Sight is the most important sense we use in aviation. From pre-flight to taxi, and in all aspects of flight, sight is key — especially when it comes to “seeing” and avoiding any risks or conflicts.
Visual standards for Class I and II airman medical applicants require having, or correcting to, 20/20 far vision and 20/40 near vision in each eye separately. Class III medical applicants must have or correct to 20/40 vision, near and far. Color vision adequate for the safe performance of aviation duties is necessary for all classes. Pilots who choose an alternate pathway from FAA medical certification can fly using the limitations on their driver’s license. These visual standards can be as low as 20/50 in some states, and many have no color vision requirement.
Consider the current standards as minimums to ensure safety. Better vision increases the time one has to react. Consider two aircraft five miles apart approaching each other head-on at 125 knots each. The closure speed of 250 knots means they will meet in 72 seconds. Spotting an aircraft head-on from five miles away can be challenging. The cues available at five miles for someone with 20/20 vision are not available until 2½ miles — a closure time of 36 seconds — if your vision is 20/40. How often do we find ourselves heads-down looking at a map/tablet, checking an approach plate, or programing the GPS? What if the other pilot is also heads down? The big sky theory sounds good, but there are many choke points and no mandated altitude separation at or below 3,000 feet above ground level. Try timing how long it takes you to perform routine cockpit tasks (with a safety pilot, of course). It could be an “eye-opener.”
The FAA strongly encourages all pilots to obtain their best corrected vision. We allow use of spectacles or contact lenses in general. However, we do not permit monovision lenses (i.e., one lens corrects near and the other far vision) or contacts that only correct for near vision. Bifocal or multi-focal contact lenses are acceptable. We generally permit other surgical corrections, although after monovision surgery you will need a six-month stabilization period before applying for a medical flight test and statement of demonstrated ability. Earlier approval is possible if you wear corrective lenses. So it’s a good idea to discuss any proposed changes to your current (approved) method of correction with your aviation medical examiner (AME) first.

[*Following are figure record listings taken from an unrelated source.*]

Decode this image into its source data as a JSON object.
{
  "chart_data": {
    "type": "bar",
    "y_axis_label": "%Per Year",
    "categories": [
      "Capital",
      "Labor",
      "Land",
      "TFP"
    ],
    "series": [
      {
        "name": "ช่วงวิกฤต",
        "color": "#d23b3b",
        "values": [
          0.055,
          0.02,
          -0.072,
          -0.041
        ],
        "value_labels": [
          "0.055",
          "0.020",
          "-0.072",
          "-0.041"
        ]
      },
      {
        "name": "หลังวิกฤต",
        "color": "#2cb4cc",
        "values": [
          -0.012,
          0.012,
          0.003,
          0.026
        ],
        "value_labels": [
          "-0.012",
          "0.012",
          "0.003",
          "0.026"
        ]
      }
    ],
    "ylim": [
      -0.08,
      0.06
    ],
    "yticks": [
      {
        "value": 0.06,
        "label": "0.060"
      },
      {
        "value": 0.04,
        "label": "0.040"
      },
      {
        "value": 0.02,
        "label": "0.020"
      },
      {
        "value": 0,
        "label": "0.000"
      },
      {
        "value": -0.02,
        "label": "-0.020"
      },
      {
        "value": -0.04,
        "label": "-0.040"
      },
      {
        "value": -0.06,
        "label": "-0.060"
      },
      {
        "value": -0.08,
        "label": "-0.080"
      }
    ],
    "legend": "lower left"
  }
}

Your examiner checks your color vision using an approved testing device at the time of the examination. Those who do not pass this testing can opt for an operational medical test. This includes correctly identifying the colors on a signal light test and reading a sectional chart. Historically, we considered color vision adequate for aviation if the pilot passed the operational test. However, the current aviation environment is much more color rich, which creates challenges for someone with color deficiency. Even if they can interpret the displays, they may take longer to do so and risk is increased. Even if you have been cleared by the FAA, if you do have a color deficiency, try reading a sectional chart in different light conditions and the aircraft color displays on the ground, and then have an instructor check you again in flight. Note that while color deficiency is typically an inherited condition, it can also be caused by certain medications and diseases. There is no cure for a color deficiency. Glasses advertised as a “cure” actually filter out some light wavelengths. They can improve contrast, but we prohibit their use because they can block some colors on a sectional chart and colored displays.
One final thought. If you need glasses or contacts, carry a spare pair. Glasses break and get lost, and contacts fall out. Having a backup just might save the day, and your flight.